Re: INFO: task hung in xlog_grant_head_check
From: Eric Sandeen
Date: Wed May 23 2018 - 13:08:46 EST
On 5/23/18 11:20 AM, Eric Biggers wrote:
Hi Darrick,
...
Now, if you *really* don't want syzbot to report XFS bugs as you believe XFS
contains known unfixable bugs or for other reasons, you can formally ask Dmitry
to remove CONFIG_XFS_FS from the syzbot config. But of course that doesn't make
the bugs go away, it just makes the bug reports go away; you'll have to fix them
eventually anyway, one way or another.
I'd revise that to "have to fix /some/ of them anyway."
What I'm personally hung up on are the bugs where the "exploit" involves merely
mounting a crafted filesystem that in reality would never (until the heat death
of the universe) corrupt itself into that state on its own; it's the "malicious
image" case, which is quite different than exposing fundamental bugs like the
SB_BORN race or or the user-exploitable ext4 flaw you mentioned in your reply.
Those are more insidious and/or things which can be hit by real users in real life.
I don't know if I can win the "malicious images aren't a critical security
threat" battle, but I do think they are at least a different class of flaws,
because as Dave said, mount is supposed to be a privileged operation.

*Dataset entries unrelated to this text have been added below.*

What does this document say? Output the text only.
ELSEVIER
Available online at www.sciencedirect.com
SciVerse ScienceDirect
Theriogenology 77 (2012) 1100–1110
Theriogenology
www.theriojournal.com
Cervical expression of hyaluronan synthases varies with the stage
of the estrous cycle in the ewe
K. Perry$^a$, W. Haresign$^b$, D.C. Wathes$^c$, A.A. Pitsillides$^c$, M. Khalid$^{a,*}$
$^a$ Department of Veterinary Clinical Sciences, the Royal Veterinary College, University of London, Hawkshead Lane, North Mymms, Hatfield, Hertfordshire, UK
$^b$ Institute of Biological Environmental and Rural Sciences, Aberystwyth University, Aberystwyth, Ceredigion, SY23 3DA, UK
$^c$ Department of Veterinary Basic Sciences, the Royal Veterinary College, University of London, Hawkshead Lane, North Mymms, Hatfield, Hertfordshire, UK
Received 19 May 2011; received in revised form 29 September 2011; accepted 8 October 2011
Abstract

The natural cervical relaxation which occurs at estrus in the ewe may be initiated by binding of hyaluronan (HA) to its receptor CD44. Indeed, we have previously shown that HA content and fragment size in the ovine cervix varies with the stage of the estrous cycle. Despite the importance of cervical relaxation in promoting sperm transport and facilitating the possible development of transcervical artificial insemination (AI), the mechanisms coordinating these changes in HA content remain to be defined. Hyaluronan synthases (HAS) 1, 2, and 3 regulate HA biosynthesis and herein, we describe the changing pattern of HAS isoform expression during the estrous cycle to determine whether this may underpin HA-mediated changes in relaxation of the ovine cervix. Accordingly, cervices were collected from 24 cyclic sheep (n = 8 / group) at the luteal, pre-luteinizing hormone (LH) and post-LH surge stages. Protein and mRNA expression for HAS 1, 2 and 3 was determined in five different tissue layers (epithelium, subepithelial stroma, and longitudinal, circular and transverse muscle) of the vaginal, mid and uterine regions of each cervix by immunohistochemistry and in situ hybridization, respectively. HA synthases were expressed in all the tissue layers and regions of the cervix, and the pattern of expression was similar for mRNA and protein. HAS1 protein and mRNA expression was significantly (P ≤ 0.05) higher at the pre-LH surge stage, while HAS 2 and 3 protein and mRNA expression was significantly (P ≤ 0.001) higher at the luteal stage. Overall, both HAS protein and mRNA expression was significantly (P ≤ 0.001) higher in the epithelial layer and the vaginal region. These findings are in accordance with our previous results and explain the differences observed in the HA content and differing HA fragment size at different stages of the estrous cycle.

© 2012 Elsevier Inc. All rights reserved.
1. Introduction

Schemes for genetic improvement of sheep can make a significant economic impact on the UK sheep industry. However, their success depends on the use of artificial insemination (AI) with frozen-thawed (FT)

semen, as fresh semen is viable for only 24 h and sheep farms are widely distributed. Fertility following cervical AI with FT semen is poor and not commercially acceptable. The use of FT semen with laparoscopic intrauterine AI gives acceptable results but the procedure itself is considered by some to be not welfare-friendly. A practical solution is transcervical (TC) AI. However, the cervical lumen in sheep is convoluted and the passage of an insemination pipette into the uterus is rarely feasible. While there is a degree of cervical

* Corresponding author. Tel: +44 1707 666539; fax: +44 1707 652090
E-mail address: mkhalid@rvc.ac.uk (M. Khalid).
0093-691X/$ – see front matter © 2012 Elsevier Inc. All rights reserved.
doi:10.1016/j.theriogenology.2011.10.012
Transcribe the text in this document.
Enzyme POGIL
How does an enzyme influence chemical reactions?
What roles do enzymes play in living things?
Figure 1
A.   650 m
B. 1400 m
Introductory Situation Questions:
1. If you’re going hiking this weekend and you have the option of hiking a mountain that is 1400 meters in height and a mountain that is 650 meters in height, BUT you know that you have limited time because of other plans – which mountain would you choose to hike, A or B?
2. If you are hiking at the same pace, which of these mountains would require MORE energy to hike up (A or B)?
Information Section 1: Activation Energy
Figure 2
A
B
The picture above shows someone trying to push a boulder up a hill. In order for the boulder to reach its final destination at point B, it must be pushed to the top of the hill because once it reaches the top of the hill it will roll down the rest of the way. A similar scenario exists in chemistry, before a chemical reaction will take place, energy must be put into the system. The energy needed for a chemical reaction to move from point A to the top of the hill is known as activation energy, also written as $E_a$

In a perfect world we'd fix them anyway, but I don't know that our resource
pool can keep up with your google-scale bot and still make progress in other
critical areas.
Anyway, the upshot is that we're probably just not going to care much about V4
filesystem oops-or-hang-on-mount bugs. Those problems are solved (largely) with
V5 filesystem format. Maybe I /will/ propose a system-wide tunable to disallow
V4 for those who are worried about such things.
To Darrick's points about more collaboration, I still wish that our requests
for more traditional fs fuzzer reporting (i.e. a filesystem image) weren't met
with such resistance.Tailoring your bug reports to the needs of the developer
community you're interacting with seems like a pretty reasonable thing to do.
As an aside, I wonder how much coverage of the V5 format code syzkaller /has/
achieved; that would be another useful datapoint google could provide - if
syzkaller is in fact traversing the V5 codepaths and isn't turning anything
up, that'd be pretty useful to know.